2: usage, authentication, server, or transport error.

Always publish the Markdown summary when exit code 1 is possible. That is the case where the diagnostic is most useful.

Scheduled Alerts¶

Use conbench ci report for synchronous pull request diagnostics. For scheduled monitoring, create alert rules through the API or account dashboard and run conbench admin alerts evaluate from operations automation. The evaluator uses the same CI report comparison semantics and records open/resolve events in Conbench.

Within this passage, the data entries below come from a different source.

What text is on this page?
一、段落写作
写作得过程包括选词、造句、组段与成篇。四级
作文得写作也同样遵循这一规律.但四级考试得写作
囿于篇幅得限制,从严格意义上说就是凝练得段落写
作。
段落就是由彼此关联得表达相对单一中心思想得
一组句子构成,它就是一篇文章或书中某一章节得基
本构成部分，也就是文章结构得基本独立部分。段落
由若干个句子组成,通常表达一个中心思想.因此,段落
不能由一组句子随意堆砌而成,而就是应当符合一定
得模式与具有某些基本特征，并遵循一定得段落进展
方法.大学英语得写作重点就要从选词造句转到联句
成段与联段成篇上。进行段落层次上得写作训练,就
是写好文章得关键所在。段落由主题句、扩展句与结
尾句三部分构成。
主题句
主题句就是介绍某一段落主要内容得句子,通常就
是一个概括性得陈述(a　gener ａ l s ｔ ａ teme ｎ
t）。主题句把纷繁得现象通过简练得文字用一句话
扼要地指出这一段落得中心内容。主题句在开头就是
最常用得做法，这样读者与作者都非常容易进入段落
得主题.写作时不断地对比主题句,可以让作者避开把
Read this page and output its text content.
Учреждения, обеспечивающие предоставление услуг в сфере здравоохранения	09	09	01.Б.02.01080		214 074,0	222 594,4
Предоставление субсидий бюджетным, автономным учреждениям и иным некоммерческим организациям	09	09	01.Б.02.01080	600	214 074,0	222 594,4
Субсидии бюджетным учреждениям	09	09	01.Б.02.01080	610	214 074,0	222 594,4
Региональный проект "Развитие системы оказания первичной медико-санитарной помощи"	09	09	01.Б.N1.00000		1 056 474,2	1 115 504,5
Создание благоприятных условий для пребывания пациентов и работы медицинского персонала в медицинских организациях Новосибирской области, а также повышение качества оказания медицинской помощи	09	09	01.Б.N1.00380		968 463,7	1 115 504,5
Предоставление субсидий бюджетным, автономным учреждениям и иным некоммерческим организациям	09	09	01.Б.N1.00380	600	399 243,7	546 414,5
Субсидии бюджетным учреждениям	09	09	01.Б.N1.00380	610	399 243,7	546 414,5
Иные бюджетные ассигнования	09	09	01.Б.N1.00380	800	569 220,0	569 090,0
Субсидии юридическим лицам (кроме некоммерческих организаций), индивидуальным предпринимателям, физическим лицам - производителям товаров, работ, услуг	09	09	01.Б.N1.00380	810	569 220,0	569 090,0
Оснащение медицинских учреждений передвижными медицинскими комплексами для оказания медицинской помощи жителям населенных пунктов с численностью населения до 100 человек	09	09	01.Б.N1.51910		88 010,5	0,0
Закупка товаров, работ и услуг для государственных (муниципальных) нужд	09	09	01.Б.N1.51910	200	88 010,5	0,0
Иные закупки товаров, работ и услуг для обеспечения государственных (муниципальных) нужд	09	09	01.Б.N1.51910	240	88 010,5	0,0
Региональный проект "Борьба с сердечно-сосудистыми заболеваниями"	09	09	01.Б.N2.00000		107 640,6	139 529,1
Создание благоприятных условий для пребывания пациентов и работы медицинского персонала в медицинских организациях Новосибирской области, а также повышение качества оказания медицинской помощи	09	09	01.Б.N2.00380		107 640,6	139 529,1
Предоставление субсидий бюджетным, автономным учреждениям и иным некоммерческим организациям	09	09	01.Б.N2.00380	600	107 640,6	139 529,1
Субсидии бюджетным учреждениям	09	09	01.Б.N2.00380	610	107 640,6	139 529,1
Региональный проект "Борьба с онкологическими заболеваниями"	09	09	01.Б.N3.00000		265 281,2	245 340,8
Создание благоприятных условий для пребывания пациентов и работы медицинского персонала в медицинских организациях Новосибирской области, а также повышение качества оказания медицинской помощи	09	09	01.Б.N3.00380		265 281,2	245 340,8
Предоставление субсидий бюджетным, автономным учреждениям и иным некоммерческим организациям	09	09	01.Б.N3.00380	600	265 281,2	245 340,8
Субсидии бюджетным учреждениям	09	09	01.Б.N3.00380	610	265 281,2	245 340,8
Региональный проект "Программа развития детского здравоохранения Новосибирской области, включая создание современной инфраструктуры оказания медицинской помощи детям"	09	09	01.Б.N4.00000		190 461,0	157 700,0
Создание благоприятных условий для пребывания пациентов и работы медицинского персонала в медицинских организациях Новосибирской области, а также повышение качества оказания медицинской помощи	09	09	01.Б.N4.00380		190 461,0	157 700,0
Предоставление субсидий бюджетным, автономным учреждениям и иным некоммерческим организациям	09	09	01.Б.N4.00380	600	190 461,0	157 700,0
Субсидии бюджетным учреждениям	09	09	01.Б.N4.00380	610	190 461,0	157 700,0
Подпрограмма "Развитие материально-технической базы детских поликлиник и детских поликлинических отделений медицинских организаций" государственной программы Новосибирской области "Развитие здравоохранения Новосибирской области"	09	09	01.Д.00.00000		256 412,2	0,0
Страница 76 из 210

For scheduled notifications, run conbench admin alerts deliver with CONBENCH_ALERT_WEBHOOK_URL or --webhook-url for a generic webhook, or with --channel slack plus CONBENCH_ALERT_SLACK_WEBHOOK_URL or --slack-webhook-url for Slack incoming-webhook delivery. For repository-scoped scheduled GitHub Checks, use --channel github-check with CONBENCH_ALERT_GITHUB_REPOSITORY and a token that can create Check Runs. For repository-scoped commit comments, use --channel github-comment with the same repository and token configuration. For email, use --channel email with CONBENCH_ALERT_EMAIL_SMTP_ADDR, CONBENCH_ALERT_EMAIL_FROM, and CONBENCH_ALERT_EMAIL_TO. Delivery uses a durable outbox over stored alert events, so retries do not duplicate already delivered events.

See Alerting for the canonical delivery model and current non-goals.